Look right – look left – look right again

Dr. Sama Banya

16 December 2012

road crossingWhoever advised that we should look right, look left , look right again and then cross the road, must have written that advice about road safety before the birth of my grandfather Kailondo.

As a matter of reality, there were no automobiles in Kailondo’s days and people like the Provincial Commissioner who opened up the Serra Leone hinterland to the British, did most tours either on foot or in hammocks, which were carried by native labourers.

The author of the above advice must have written it long before the advent of today’s most dangerous machines on the roads, the commercial motorbike popularly known as ‘OKADA’.

And so it was that last Thursday afternoon, while President Ernest Bai Koroma addressed the genuinely voted 42 Members of Parliament and the Christiana Thorpe imposed 67, one of those crazy riders nearly succeeded in removing Puawui from the surface of the earth or at best leaving him maimed for an indefinite period.

Thanks to the irregularity of the President’s promised 24 hours clean, uninterrupted and non affordable electricity, I spent a considerable amount of my time in internet cafes.

On the Thursday in question, I had just left my favourite internet café on Siaka Stevens street and attempted to cross over to the other side of the street.

As usual, I remembered my road safety advice and looked either way as was directed. I was in the process of looking right once more, when it happened in a flash.

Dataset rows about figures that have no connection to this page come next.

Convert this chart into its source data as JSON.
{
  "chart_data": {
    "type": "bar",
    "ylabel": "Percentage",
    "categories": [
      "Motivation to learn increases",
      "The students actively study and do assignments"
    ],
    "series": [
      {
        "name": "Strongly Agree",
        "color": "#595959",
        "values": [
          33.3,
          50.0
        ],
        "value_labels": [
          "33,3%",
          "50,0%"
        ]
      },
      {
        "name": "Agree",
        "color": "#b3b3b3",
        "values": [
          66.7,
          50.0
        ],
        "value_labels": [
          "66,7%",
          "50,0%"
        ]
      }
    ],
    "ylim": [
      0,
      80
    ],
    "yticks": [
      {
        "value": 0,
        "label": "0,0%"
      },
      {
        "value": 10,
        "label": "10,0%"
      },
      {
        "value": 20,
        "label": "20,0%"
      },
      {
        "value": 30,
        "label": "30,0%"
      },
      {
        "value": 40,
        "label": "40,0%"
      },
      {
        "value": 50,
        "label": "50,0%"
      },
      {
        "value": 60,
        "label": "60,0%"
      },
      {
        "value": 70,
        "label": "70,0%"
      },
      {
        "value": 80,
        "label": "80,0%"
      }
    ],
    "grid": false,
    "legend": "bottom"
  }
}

I saw my old frame describing a short parabola before I hit the ground.

Yes, you have guessed right; an impatient okada rider with a passenger who appeared to be in more hurry than his other colleagues, apparently broke line and headed straight along the wrong side of the traffic.

That was when he picked me up. To his credit, he did not run away or perhaps he would not have been allowed to ride off as they often do.

A crowd had quickly gathered round me at the first impact, while others apparently blocked his way. I was helped to my feet and I could tell at a glance that I had not broken any limbs.

But my body felt as if it had been hit by one of Africa Minerals’ diesel locomotive engines. There were bruises on my knees and my ankles, otherwise I was ok.

In the meantime, the rider was sprawled right at my feet begging for mercy and forgiveness.

What else could I do, but to let him off with the intervention of the same crowd, which for a moment threatened to lynch him.

There we are then readers, through God’s Grace and Mercy I was able to climb into a vehicle and taken back to my own surgery, where I got a nurse in the neighbourhood to clean up and dress my wounds.

And here I am in Kenema, thankful to God that I am able to make it to the funeral of my eldest sister Kona, who passed away to eternity at the ripe age of 90. She was quite a remarkable woman in her life.

Kenema is quiet on the surface, but people are still seething with anger and frustration at another betrayal by Christiana Thorpe.

And believe me, they are talking openly about an Africa spring in the very near future.

When they are advised to stay calm and trust the leadership, their first reaction is that Maada Bio should accept no compromise.

Next they reminded me that hundreds of people had died in the Arab world in the pursuit of truth and democracy, and they would not hesitate to be the sacrificial lambs. Suddenly I felt very sickened.